The prevalence and development of organ-on-a-chip (OOC) systems has increased drastically in an effort to accurately model human physiology for application in studying cancer. Unfortunately, current models have issues in accuracy in that the 2D structures and (often rare) cell co-culture technologies that exist, lack many features or characteristics found In Vivo. The use of “Plantimals,” or decellularized plant structures re-cellularized with human cells, aims to overcome these issues by taking advantage of the innate vascular structure, natural surface texture, and decreased vascular/surface membrane size.

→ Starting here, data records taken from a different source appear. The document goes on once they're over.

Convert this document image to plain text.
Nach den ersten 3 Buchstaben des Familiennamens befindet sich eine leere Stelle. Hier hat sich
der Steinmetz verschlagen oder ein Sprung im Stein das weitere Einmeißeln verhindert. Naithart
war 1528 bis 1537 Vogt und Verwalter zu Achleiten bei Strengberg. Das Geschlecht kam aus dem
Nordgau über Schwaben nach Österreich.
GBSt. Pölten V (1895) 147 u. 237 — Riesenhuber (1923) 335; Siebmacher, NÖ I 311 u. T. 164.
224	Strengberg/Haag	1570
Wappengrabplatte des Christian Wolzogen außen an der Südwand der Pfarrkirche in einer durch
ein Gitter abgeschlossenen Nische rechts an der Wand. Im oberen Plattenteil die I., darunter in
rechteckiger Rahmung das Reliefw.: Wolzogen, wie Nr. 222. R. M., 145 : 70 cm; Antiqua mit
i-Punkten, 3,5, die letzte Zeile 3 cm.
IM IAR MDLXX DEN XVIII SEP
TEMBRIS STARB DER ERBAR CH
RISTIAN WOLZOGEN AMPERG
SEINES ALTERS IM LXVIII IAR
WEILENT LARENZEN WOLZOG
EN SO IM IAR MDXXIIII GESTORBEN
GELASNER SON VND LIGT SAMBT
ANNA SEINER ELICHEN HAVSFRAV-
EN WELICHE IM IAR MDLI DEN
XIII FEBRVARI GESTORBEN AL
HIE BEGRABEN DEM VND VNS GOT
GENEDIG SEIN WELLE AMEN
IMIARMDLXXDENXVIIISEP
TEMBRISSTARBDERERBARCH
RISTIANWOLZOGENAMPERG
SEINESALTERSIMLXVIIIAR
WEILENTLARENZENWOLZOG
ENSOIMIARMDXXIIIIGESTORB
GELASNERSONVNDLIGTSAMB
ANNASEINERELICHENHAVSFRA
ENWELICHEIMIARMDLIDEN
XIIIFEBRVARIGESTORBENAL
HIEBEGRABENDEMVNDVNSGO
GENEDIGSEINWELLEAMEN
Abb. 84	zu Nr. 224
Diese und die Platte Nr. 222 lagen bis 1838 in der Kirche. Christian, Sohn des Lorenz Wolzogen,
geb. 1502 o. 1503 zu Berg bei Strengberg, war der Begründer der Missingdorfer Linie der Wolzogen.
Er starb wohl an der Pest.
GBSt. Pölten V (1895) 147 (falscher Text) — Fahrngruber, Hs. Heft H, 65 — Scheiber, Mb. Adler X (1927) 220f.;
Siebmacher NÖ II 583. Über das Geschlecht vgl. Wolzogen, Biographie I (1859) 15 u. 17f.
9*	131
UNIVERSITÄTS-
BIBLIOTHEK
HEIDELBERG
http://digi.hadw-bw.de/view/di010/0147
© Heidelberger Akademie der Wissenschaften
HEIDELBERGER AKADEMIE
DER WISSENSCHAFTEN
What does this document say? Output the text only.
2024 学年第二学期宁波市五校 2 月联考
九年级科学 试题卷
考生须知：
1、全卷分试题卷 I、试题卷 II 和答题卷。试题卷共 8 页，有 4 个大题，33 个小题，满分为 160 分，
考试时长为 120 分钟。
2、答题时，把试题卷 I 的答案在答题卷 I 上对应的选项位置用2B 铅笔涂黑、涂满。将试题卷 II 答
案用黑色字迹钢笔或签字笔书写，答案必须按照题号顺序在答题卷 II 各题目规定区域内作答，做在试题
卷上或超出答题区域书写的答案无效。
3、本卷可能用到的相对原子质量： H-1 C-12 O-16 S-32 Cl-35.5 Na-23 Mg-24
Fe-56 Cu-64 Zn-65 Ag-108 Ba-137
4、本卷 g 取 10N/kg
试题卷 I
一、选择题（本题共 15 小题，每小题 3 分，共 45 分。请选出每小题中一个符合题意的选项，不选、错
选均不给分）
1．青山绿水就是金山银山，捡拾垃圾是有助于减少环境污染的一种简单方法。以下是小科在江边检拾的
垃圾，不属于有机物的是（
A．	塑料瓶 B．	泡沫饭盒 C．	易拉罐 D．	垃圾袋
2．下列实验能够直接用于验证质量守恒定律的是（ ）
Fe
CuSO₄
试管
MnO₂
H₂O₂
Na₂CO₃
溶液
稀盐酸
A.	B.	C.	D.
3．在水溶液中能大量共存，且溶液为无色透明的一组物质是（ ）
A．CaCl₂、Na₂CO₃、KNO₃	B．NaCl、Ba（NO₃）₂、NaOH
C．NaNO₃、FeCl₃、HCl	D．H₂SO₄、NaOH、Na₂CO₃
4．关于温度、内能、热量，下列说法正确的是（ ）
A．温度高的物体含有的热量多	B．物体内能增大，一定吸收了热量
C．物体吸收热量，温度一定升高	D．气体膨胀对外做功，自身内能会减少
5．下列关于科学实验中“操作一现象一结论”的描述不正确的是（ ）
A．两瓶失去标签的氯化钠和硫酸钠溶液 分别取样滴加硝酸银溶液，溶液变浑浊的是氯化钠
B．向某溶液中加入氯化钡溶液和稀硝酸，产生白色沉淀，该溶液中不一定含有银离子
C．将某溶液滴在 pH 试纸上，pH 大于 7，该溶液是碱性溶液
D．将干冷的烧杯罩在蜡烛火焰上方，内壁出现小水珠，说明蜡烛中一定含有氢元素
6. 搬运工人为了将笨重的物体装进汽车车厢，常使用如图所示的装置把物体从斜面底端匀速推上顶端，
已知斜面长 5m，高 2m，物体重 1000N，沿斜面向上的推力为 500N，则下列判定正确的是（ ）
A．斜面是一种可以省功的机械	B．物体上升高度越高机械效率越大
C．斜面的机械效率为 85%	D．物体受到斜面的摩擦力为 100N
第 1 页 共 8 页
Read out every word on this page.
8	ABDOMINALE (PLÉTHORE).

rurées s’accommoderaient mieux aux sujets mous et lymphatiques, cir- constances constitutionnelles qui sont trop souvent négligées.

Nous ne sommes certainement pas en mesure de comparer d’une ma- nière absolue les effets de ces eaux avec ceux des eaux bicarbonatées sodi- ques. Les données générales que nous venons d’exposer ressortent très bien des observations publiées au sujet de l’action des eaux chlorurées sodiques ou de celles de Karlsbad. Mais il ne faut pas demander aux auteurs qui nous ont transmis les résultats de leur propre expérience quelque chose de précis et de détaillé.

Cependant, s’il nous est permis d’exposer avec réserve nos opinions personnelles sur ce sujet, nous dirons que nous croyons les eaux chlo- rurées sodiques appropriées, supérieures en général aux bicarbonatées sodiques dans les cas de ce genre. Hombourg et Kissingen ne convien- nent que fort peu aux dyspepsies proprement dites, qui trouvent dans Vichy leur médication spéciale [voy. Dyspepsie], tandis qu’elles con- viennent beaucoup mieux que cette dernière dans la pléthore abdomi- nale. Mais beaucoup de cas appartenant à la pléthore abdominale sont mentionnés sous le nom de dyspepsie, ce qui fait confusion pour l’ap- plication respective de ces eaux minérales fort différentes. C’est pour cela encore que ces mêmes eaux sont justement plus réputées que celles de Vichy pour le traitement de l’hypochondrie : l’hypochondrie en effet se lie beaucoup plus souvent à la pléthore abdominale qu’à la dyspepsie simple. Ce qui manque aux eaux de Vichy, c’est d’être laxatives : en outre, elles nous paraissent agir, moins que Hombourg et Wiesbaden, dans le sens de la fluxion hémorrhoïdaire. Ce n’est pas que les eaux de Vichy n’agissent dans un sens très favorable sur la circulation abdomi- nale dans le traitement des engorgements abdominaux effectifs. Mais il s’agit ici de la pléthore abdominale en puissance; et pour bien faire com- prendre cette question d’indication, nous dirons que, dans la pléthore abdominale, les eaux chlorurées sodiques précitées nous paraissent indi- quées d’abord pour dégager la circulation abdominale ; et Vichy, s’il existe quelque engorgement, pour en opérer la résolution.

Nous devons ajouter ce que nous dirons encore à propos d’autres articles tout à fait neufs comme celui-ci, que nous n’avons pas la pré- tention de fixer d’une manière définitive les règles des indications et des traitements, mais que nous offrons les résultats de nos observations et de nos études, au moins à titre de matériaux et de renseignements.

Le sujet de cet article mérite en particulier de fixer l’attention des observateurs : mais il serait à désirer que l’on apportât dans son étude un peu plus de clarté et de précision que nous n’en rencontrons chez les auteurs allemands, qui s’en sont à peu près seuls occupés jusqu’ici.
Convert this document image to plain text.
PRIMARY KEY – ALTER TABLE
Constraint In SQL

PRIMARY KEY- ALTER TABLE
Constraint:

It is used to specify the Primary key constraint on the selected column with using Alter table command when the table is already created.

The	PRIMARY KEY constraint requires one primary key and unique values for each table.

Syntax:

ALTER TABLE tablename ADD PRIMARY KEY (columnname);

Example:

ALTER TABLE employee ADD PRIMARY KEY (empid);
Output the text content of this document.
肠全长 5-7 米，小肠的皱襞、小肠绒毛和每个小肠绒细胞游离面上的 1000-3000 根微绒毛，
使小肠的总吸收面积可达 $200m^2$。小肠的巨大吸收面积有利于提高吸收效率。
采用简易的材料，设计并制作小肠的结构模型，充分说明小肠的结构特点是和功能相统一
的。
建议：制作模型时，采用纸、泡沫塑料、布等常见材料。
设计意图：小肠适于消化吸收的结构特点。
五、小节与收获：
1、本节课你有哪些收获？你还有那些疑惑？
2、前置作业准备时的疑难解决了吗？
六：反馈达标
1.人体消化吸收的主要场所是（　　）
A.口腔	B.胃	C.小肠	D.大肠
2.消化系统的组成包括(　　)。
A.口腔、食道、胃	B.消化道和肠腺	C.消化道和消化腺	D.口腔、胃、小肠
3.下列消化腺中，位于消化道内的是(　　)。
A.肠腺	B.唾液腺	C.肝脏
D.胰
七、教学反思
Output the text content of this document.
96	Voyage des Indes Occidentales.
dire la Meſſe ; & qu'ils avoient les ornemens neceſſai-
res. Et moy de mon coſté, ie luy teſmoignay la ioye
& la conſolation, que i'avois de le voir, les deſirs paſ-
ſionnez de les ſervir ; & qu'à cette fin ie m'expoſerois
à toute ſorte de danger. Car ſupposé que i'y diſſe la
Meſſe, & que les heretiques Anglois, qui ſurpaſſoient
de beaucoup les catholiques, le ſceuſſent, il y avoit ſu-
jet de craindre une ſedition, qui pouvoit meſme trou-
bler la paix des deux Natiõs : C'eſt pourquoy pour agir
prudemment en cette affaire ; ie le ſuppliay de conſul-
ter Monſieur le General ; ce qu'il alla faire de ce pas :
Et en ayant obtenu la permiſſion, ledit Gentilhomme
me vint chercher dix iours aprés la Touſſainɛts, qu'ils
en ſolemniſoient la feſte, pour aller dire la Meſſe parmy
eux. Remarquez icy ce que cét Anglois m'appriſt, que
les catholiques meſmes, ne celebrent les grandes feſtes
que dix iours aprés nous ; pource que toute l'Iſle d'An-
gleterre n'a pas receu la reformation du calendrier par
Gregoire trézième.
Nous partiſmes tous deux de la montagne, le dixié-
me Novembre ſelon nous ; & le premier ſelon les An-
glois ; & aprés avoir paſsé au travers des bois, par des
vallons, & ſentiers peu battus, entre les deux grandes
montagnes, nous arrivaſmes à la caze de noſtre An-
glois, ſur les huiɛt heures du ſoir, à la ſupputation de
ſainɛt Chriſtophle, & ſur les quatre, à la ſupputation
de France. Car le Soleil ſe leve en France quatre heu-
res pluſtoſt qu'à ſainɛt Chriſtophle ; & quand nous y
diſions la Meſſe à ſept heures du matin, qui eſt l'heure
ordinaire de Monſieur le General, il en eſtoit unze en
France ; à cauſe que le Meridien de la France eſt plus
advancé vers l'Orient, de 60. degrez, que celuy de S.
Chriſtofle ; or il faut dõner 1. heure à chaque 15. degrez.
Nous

This project was comprised of three basic steps: the spinach leaf decellularization, leaf characterization, and recellularization. The decellularization process focuses on the spinach leaf itself and serves to create the basis of the Plantimal mode. In order to characterize the efficiency of the decellularization process, the rigidity of the leaves was assessed by Atomic Force Microscope (AFM) and DNA and protein quantification was performed. Finally, human prostate (PC3) and breast (MCF7) cancer cells were seeded onto leaf sections treated with EDTA and left to attach for 24 hours. Seeding efficiency was assessed by optical microscopy and viability was tested by trypan blue and MTT assay. Cell-seeded leaves were irradiated and the expression of five well-known radiation-responsive genes were assessed in MCF7. Additionally, DNA damage levels in PC3 cells were evaluated by γ-H2AX foci measurement using fluorescence microscopy.

The decellularization process was successful, showing a protein quantity of 0.31 and 1.4 μg/mg tissue respectively, compared to the fresh leaf at 14.4 μg/mg tissue. The DNA quantity was similarly disparate between fresh and decellularized leaves. Interestingly, we also noticed that temperature could affect the decellularization process. Indeed, mechanical testing with AFM showed a difference between the leaves decellularized at 25? and 37?, with Young’s modulus values of 2.81 MPa and 1.50 MPa respectively, compared to 197 MPa for fresh leaves. Microscopy showed that PC3 and MCF7 cells were well attached to the leaf surface after 24h incubation. Viability assays confirmed that cells were alive at least 72h post-seeding. γ-H2AX immunofluorescent imaging showed DNA damage repairs are induced after 5Gy of X-ray irradiation in PC3 cells. Finally, the gene expression assay showed changes in expression levels between 5Gy-irradiated and sham-irradiated MCF7 cells. Together, these results suggest radiation response is active in cancer cells attached to the leaf scaffold. Overall we were able to create a radiation responsive tumor model using decellularized spinach leaves as a scaffold.

Funding sources: UBRP with funds from the UA College of Medicine.